BDA3 Chapter 2 Exercise 17

Here’s my solution to exercise 17, chapter 2, of Gelman’s Bayesian Data Analysis (BDA), 3rd edition. There are solutions to some of the exercises on the book’s webpage.

\(\DeclareMathOperator{\dbinomial}{binomial} \DeclareMathOperator{\dbern}{Bernoulli} \DeclareMathOperator{\dpois}{Poisson} \DeclareMathOperator{\dnorm}{normal} \DeclareMathOperator{\dcauchy}{Cauchy} \DeclareMathOperator{\dgamma}{gamma} \DeclareMathOperator{\invlogit}{invlogit} \DeclareMathOperator{\logit}{logit} \DeclareMathOperator{\dbeta}{beta}\)

We’ll show that highest posterior invervals are not invariant under parameter transformations.

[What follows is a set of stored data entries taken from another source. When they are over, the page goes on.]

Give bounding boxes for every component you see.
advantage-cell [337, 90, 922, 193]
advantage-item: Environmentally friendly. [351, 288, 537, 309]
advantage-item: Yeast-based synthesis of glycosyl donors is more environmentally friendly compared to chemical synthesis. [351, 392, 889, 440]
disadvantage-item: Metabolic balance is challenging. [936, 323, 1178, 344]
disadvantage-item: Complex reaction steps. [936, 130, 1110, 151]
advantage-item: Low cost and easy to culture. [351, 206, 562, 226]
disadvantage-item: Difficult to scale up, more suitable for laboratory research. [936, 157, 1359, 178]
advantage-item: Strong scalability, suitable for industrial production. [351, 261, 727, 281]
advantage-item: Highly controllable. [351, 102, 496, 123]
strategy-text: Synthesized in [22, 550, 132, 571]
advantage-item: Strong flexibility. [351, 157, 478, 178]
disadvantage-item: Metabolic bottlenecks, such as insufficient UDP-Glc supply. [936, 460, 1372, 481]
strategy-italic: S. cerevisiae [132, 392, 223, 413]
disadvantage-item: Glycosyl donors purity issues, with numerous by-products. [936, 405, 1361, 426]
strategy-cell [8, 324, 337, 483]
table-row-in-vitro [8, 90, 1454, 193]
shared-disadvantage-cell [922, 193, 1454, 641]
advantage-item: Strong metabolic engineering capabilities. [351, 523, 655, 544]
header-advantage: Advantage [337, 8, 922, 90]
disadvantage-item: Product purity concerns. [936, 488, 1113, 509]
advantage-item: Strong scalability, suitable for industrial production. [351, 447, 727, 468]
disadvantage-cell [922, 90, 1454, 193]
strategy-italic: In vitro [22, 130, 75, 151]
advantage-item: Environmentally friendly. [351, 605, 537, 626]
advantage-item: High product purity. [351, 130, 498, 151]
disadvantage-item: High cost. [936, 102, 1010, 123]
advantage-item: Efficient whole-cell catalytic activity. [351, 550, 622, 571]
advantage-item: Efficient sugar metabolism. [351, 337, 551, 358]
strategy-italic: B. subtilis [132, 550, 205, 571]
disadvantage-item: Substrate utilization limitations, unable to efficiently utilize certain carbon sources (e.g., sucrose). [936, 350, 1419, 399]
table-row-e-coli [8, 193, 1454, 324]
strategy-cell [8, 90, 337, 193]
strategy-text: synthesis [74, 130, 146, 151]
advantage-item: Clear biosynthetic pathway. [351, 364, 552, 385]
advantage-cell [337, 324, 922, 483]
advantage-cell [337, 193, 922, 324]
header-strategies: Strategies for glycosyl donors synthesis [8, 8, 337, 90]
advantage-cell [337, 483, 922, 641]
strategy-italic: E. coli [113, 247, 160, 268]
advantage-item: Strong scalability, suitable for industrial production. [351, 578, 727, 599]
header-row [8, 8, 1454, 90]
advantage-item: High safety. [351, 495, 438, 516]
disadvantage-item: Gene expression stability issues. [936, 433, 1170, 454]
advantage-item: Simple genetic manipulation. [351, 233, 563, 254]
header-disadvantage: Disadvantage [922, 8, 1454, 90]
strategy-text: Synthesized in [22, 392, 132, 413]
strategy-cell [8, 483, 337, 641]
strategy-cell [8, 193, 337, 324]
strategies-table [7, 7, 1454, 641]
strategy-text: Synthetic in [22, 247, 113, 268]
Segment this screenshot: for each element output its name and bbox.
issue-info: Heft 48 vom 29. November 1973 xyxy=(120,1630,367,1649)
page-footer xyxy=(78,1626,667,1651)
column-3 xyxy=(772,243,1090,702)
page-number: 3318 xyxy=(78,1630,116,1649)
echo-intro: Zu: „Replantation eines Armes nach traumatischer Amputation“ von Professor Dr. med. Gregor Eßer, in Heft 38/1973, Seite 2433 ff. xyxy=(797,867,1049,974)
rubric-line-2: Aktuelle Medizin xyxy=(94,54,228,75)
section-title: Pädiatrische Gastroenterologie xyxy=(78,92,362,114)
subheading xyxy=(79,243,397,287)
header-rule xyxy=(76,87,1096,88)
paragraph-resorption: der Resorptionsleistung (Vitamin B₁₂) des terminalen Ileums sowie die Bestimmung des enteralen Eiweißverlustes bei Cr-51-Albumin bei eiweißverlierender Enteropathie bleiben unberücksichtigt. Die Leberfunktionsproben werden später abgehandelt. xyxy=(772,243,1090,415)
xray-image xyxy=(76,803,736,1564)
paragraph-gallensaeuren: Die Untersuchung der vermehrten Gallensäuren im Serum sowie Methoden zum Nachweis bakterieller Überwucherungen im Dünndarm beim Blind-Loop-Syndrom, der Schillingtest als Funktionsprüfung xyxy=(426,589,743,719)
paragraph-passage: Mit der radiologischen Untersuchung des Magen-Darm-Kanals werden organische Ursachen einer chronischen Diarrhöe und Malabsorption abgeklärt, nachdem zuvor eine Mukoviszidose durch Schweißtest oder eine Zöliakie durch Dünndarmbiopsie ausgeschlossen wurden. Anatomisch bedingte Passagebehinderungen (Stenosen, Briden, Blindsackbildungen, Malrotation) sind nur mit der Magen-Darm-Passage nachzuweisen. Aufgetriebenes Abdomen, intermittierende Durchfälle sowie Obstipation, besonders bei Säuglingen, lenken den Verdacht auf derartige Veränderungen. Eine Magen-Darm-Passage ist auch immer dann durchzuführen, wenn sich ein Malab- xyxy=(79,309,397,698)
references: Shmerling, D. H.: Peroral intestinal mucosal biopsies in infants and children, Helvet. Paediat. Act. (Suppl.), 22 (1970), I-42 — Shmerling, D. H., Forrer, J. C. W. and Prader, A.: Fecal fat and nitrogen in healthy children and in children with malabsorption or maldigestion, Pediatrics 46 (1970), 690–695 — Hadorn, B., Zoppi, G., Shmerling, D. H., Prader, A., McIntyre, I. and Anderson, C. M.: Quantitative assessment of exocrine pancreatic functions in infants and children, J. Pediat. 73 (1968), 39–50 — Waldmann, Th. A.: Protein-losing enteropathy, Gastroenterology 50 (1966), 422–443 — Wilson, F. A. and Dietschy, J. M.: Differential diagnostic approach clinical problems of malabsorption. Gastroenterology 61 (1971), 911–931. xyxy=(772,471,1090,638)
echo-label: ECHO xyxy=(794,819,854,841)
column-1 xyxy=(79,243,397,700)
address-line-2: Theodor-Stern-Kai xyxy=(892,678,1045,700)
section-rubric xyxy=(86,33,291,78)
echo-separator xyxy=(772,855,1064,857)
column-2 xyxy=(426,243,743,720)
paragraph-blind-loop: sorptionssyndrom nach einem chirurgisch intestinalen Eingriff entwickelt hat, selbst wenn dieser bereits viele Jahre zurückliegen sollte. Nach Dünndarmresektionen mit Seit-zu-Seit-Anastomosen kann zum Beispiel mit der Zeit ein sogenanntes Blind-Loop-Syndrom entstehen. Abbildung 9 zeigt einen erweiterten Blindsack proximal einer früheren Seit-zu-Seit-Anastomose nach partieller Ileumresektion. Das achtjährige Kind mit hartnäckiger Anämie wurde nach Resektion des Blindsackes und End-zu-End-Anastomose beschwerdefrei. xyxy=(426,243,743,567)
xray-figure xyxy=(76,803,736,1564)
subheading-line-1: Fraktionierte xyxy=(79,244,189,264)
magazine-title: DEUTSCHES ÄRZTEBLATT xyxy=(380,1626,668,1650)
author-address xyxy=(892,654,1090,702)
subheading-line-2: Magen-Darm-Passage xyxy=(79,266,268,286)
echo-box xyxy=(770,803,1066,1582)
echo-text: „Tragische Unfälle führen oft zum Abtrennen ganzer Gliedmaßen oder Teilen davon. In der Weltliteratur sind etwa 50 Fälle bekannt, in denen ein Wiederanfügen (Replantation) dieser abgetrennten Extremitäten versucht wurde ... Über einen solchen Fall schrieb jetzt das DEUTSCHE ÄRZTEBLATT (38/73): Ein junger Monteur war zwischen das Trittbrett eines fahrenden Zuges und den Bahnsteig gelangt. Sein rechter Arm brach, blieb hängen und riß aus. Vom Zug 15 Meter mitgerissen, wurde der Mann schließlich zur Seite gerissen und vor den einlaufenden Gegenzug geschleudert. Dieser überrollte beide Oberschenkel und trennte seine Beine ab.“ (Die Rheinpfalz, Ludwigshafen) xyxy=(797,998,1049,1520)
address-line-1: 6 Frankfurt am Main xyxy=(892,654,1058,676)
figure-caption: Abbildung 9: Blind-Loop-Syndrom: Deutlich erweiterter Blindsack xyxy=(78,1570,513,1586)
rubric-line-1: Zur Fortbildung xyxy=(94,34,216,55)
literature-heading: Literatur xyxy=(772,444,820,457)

Suppose \(\frac{nv}{\sigma^2} \mid \sigma^2 \sim \chi_n^2\) with (improper) prior \(\sigma \propto \sigma^{-1}\). From equation (2.19), page 52, the prior density for \(\sigma^2\) is

\[ p(\sigma^2) = p(\sigma) (2\sigma)^{-1} \propto \frac{1}{\sigma^2} . \]

Thus the posteriors are

\[ \begin{align} p(\sigma^2 \mid y) &= \left( \frac{1}{\sigma} \right)^n e^{\frac{-nv}{2 \sigma^2}} \\ p(\sigma \mid y) &= \left( \frac{1}{\sigma} \right)^{n - 1} e^{\frac{-nv}{2 \sigma^2}} , \end{align} \]

where we have dropped any multiplicative constants that don’t depend on \(\sigma\).

Since the posteriors are continuous everywhere, we can assume that the highest posterior regions are collections of closed intervals. Let \(a, b\) be two boundary points on the highest posterior density region of \(p(\sigma^2 \mid y)\). Using continuity and the defining property of highest posterior regions, the density at \(a\) is equal to the density at \(b\), i.e.

\[ \left( \frac{1}{a} \right)^n e^{\frac{-nv}{2 a^2}} = \left( \frac{1}{b} \right)^n e^{\frac{-nv}{2 b^2}} . \]

Assume for contradiction that the highest posterior region for \(p(\sigma \mid y)\) is the square root of the region for \(p(\sigma^2 \mid y)\). Then by continuity, \(\sqrt{a}, \sqrt{b}\) are endpoints on the highest posterior region for \(p(\sigma \mid y)\). Thus

\[ \left( \frac{1}{a} \right)^{n - 1} e^{\frac{-nv}{2 a^2}} = \left( \frac{1}{b} \right)^{n - 1} e^{\frac{-nv}{2 b^2}} . \]

The two equalities above are equivalent to \(\frac{1}{a} = \frac{1}{b}\), which implies

\[ a = b \qquad ↯ \]

This is true of any two boundary points, so the highest posterior region is a point. This contradicts the fact that the highest posterior region contains 95% probability mass. Therefore, the highest posterior regions are not invariant under reparameterisation.